Solve it by ignoring sockets, calling avoiding use of 'cpu'
And symlinks to appropriate uncore:
ntime/core0/msr/
ntime/core0/uncore -> ../uncore0
ntime/core5/msr/
ntime/core5/uncore -> ../uncore1
ntime/uncore0/msr/
ntime/uncore0/pci
ntime/uncore1/msr
ntime/uncore1/pci
Aliases (intel/ etc) are at same level as msr/ and pci/ for both
Normally syscalls (like read from device fd) happen on callers thread/core.
To handle request to read or write another core with read(fd).

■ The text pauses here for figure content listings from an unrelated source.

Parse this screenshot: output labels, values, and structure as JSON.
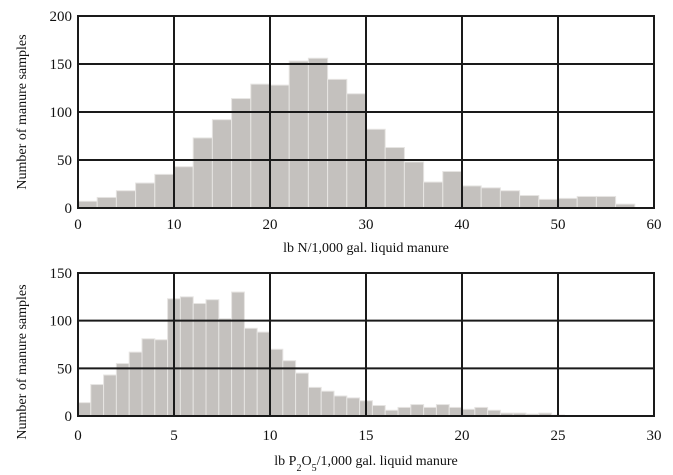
{
  "colors": {
    "bar_fill": "#c4c1be",
    "bar_stroke": "#e6e4e2",
    "grid": "#1a1a1a",
    "frame": "#1a1a1a",
    "text": "#111111"
  },
  "shared_ylabel": "Number of manure samples",
  "chart_data": [
    {
      "type": "bar",
      "xlabel": "lb N/1,000 gal. liquid manure",
      "xlabel_parts": {
        "pre": "lb N/1,000 gal. liquid manure",
        "sub": "",
        "post": ""
      },
      "ylabel": "Number of manure samples",
      "xlim": [
        0,
        60
      ],
      "ylim": [
        0,
        200
      ],
      "xticks": [
        0,
        10,
        20,
        30,
        40,
        50,
        60
      ],
      "yticks": [
        0,
        50,
        100,
        150,
        200
      ],
      "grid": true,
      "bin_width": 2,
      "bin_edges_start": 0,
      "values": [
        7,
        11,
        18,
        26,
        35,
        43,
        73,
        92,
        114,
        129,
        128,
        153,
        156,
        134,
        119,
        82,
        63,
        48,
        27,
        38,
        23,
        21,
        18,
        13,
        9,
        10,
        12,
        12,
        4,
        0
      ]
    },
    {
      "type": "bar",
      "xlabel": "lb P2O5/1,000 gal. liquid manure",
      "xlabel_parts": {
        "pre": "lb P",
        "sub1": "2",
        "mid": "O",
        "sub2": "5",
        "post": "/1,000 gal. liquid manure"
      },
      "ylabel": "Number of manure samples",
      "xlim": [
        0,
        30
      ],
      "ylim": [
        0,
        150
      ],
      "xticks": [
        0,
        5,
        10,
        15,
        20,
        25,
        30
      ],
      "yticks": [
        0,
        50,
        100,
        150
      ],
      "grid": true,
      "bin_width": 0.6667,
      "bin_edges_start": 0,
      "values": [
        14,
        33,
        43,
        55,
        67,
        81,
        80,
        123,
        125,
        118,
        122,
        102,
        130,
        92,
        88,
        70,
        58,
        45,
        30,
        26,
        21,
        19,
        16,
        11,
        6,
        9,
        12,
        9,
        12,
        9,
        7,
        9,
        6,
        3,
        3,
        2,
        3,
        1,
        0,
        0,
        0,
        0,
        0,
        0,
        0
      ]
    }
  ]
}
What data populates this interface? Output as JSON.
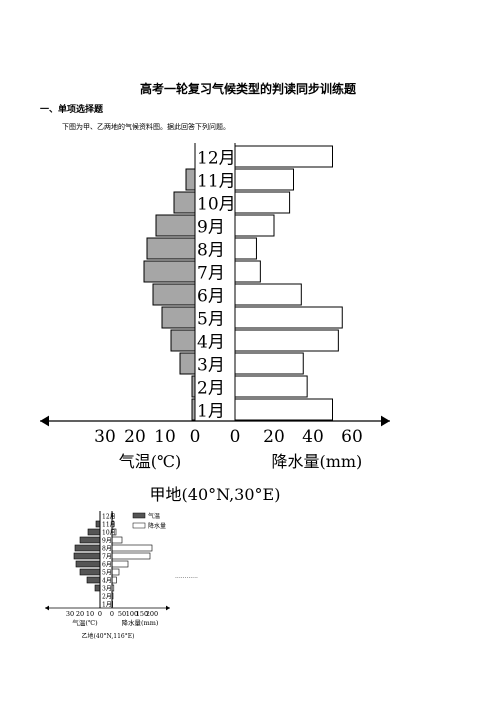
{
  "document": {
    "title": "高考一轮复习气候类型的判读同步训练题",
    "section": "一、单项选择题",
    "question": "下图为甲、乙两地的气候资料图。据此回答下列问题。",
    "dots": "............"
  },
  "chart_data": [
    {
      "type": "bar",
      "orientation": "horizontal-butterfly",
      "title": "甲地(40°N,30°E)",
      "categories": [
        "1月",
        "2月",
        "3月",
        "4月",
        "5月",
        "6月",
        "7月",
        "8月",
        "9月",
        "10月",
        "11月",
        "12月"
      ],
      "left_axis": {
        "label": "气温(℃)",
        "ticks": [
          "30",
          "20",
          "10",
          "0"
        ],
        "range": [
          0,
          30
        ]
      },
      "right_axis": {
        "label": "降水量(mm)",
        "ticks": [
          "0",
          "20",
          "40",
          "60"
        ],
        "range": [
          0,
          60
        ]
      },
      "series": [
        {
          "name": "气温",
          "values": [
            1,
            1,
            5,
            8,
            11,
            14,
            17,
            16,
            13,
            7,
            3,
            0
          ]
        },
        {
          "name": "降水量",
          "values": [
            50,
            37,
            35,
            53,
            55,
            34,
            13,
            11,
            20,
            28,
            30,
            50
          ]
        }
      ],
      "colors": {
        "temperature": "#a6a6a6",
        "precipitation": "#ffffff"
      }
    },
    {
      "type": "bar",
      "orientation": "horizontal-butterfly",
      "title": "乙地(40°N,116°E)",
      "categories": [
        "1月",
        "2月",
        "3月",
        "4月",
        "5月",
        "6月",
        "7月",
        "8月",
        "9月",
        "10月",
        "11月",
        "12月"
      ],
      "left_axis": {
        "label": "气温(℃)",
        "ticks": [
          "30",
          "20",
          "10",
          "0"
        ],
        "range": [
          0,
          30
        ]
      },
      "right_axis": {
        "label": "降水量(mm)",
        "ticks": [
          "0",
          "50",
          "100",
          "150",
          "200"
        ],
        "range": [
          0,
          200
        ]
      },
      "series": [
        {
          "name": "气温",
          "values": [
            -5,
            -2,
            5,
            13,
            20,
            24,
            26,
            25,
            20,
            12,
            4,
            -3
          ]
        },
        {
          "name": "降水量",
          "values": [
            3,
            5,
            9,
            22,
            35,
            80,
            190,
            200,
            50,
            20,
            9,
            3
          ]
        }
      ],
      "legend": [
        "气温",
        "降水量"
      ],
      "colors": {
        "temperature": "#555555",
        "precipitation": "#ffffff"
      }
    }
  ]
}
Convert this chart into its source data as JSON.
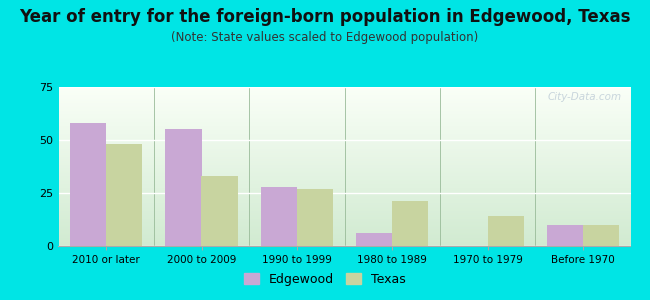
{
  "categories": [
    "2010 or later",
    "2000 to 2009",
    "1990 to 1999",
    "1980 to 1989",
    "1970 to 1979",
    "Before 1970"
  ],
  "edgewood_values": [
    58,
    55,
    28,
    6,
    0,
    10
  ],
  "texas_values": [
    48,
    33,
    27,
    21,
    14,
    10
  ],
  "edgewood_color": "#c9a8d4",
  "texas_color": "#c8d4a0",
  "title": "Year of entry for the foreign-born population in Edgewood, Texas",
  "subtitle": "(Note: State values scaled to Edgewood population)",
  "ylim": [
    0,
    75
  ],
  "yticks": [
    0,
    25,
    50,
    75
  ],
  "background_outer": "#00e5e5",
  "background_inner_top": "#f5faf5",
  "background_inner_bottom": "#ddf0dd",
  "legend_edgewood": "Edgewood",
  "legend_texas": "Texas",
  "title_fontsize": 12,
  "subtitle_fontsize": 8.5,
  "watermark": "City-Data.com"
}
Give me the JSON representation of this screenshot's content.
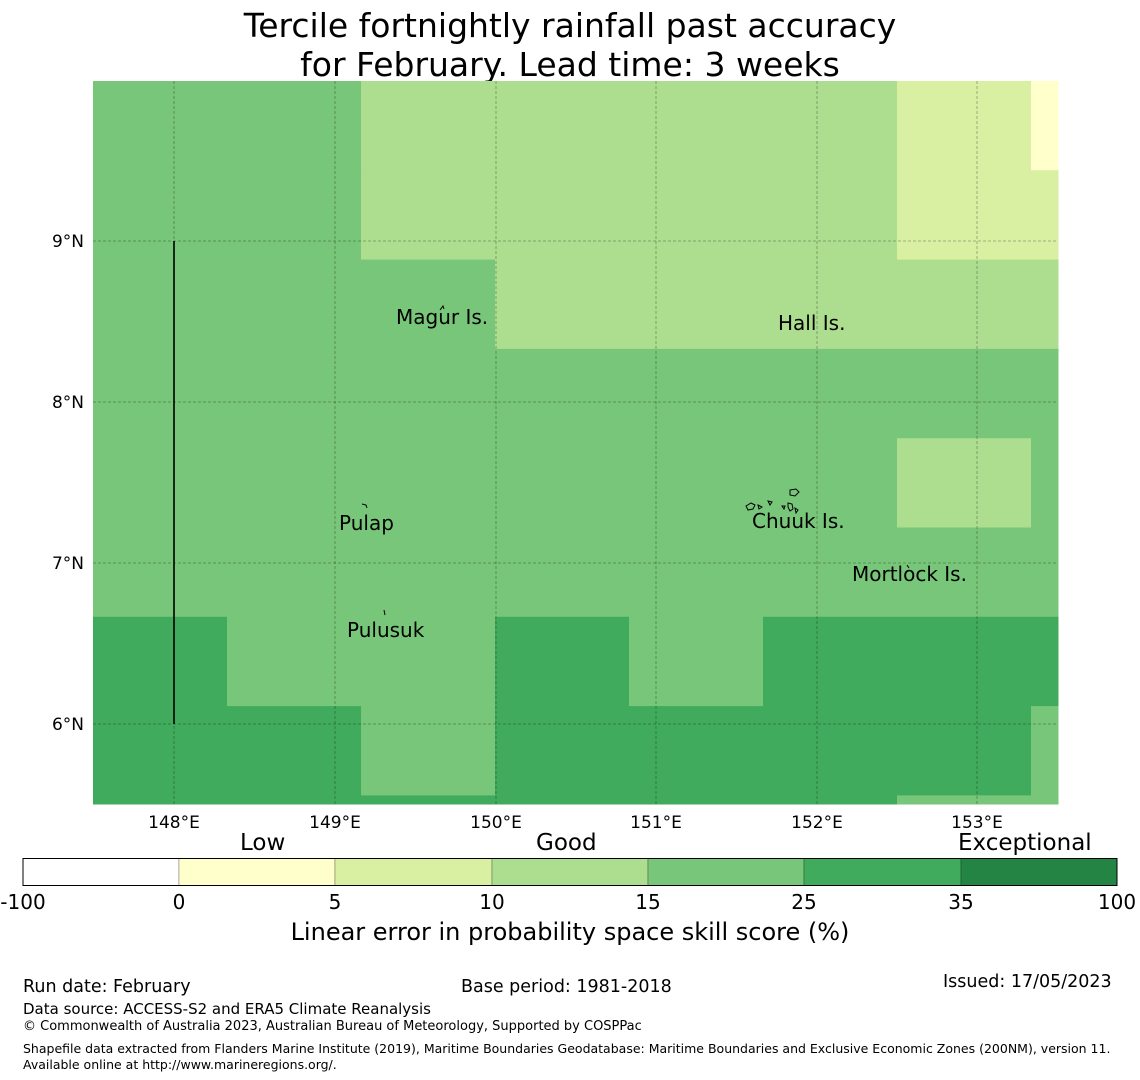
{
  "title": {
    "line1": "Tercile fortnightly rainfall past accuracy",
    "line2": "for February. Lead time: 3 weeks"
  },
  "map": {
    "x_ticks": [
      "148°E",
      "149°E",
      "150°E",
      "151°E",
      "152°E",
      "153°E"
    ],
    "y_ticks": [
      "9°N",
      "8°N",
      "7°N",
      "6°N"
    ],
    "islands": [
      "Magur Is.",
      "Hall Is.",
      "Pulap",
      "Chuuk Is.",
      "Mortlock Is.",
      "Pulusuk"
    ],
    "grid_lon_start": 147.5,
    "grid_lat_top": 10.0,
    "cell_degrees": 0.833,
    "grid_values": [
      [
        20,
        20,
        10,
        10,
        10,
        10,
        5,
        0
      ],
      [
        20,
        20,
        10,
        10,
        10,
        10,
        5,
        5
      ],
      [
        20,
        20,
        20,
        10,
        10,
        10,
        10,
        10
      ],
      [
        20,
        20,
        20,
        20,
        20,
        20,
        20,
        20
      ],
      [
        20,
        20,
        20,
        20,
        20,
        20,
        10,
        20
      ],
      [
        20,
        20,
        20,
        20,
        20,
        20,
        20,
        20
      ],
      [
        30,
        20,
        20,
        30,
        20,
        30,
        30,
        30
      ],
      [
        30,
        30,
        20,
        30,
        30,
        30,
        30,
        20
      ],
      [
        30,
        30,
        30,
        30,
        30,
        30,
        20,
        20
      ]
    ]
  },
  "colorbar": {
    "categories": [
      "Low",
      "Good",
      "Exceptional"
    ],
    "ticks": [
      "-100",
      "0",
      "5",
      "10",
      "15",
      "25",
      "35",
      "100"
    ],
    "colors": [
      "#ffffff",
      "#ffffcc",
      "#d9f0a3",
      "#addd8e",
      "#78c679",
      "#41ab5d",
      "#238443"
    ],
    "label": "Linear error in probability space skill score (%)"
  },
  "footer": {
    "run_date": "Run date: February",
    "base_period": "Base period: 1981-2018",
    "issued": "Issued: 17/05/2023",
    "data_source": "Data source: ACCESS-S2 and ERA5 Climate Reanalysis",
    "copyright": "© Commonwealth of Australia 2023, Australian Bureau of Meteorology, Supported by COSPPac",
    "shapefile": "Shapefile data extracted from Flanders Marine Institute (2019), Maritime Boundaries Geodatabase: Maritime Boundaries and Exclusive Economic Zones (200NM), version 11. Available online at http://www.marineregions.org/."
  }
}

smp_call_function_single() should work
User space RDPMC will be impossible --- should refuse to issue this type if cross core
Counter init should pin thread to current core
Unified fast read for all counters/monitors:
ntime_get_reader(&counter)
counter->fd = open(ntime/device)
struct { int type; void *data } reader = mmap(fd)
counter->read = choose_reader(reader.type)
counter->data = reader.data
munmap(reader) // actual map (if any) is at data
counter.read(counter)
mmap() is used/abused to return something other than a normal map
Mapping only occurs for PCI type and is returned as .data
Need to use mmap() instead of ioctl so that mapping is possible for PCI
Type 0: default read from fd
Type 1: data is PCI, use *data
Type 2: data is PMC, use RDPMC(data)
Type 3: data is MSR, root can use RDMSR(data), others read fd
Type 4: data is TSC, use RDTSC (?)
Fast reader functionality will be wrapped in 'init' function for counter.
All reads return 64 bit results for consitency (converted internally)
Writes are always write(fd) (although PCI write would work if map is r/w)
open() only allows one open writer (others fail or block) per device
1 writer + reader(s) OK, user is assumed to be doing the coordination.
mmap() is allowed on all devices, even if it can't be mapped properly.
Primary security is file level permissions set by administrator.
If permissions are correct, mmap() will:
1) Change fd interface to expect binary data
2) Map in PCI space if appropriate
3) Return info for the caller to choose the fastest read/write methods
4) Return value is also newly mapped, and can be unmapped immediately.
mmap() security isn't perfect, since whole page needs to be mapped.
Allows access to other registers on that PCI device
Should be safe enough for read only
Perhaps always map read only for security?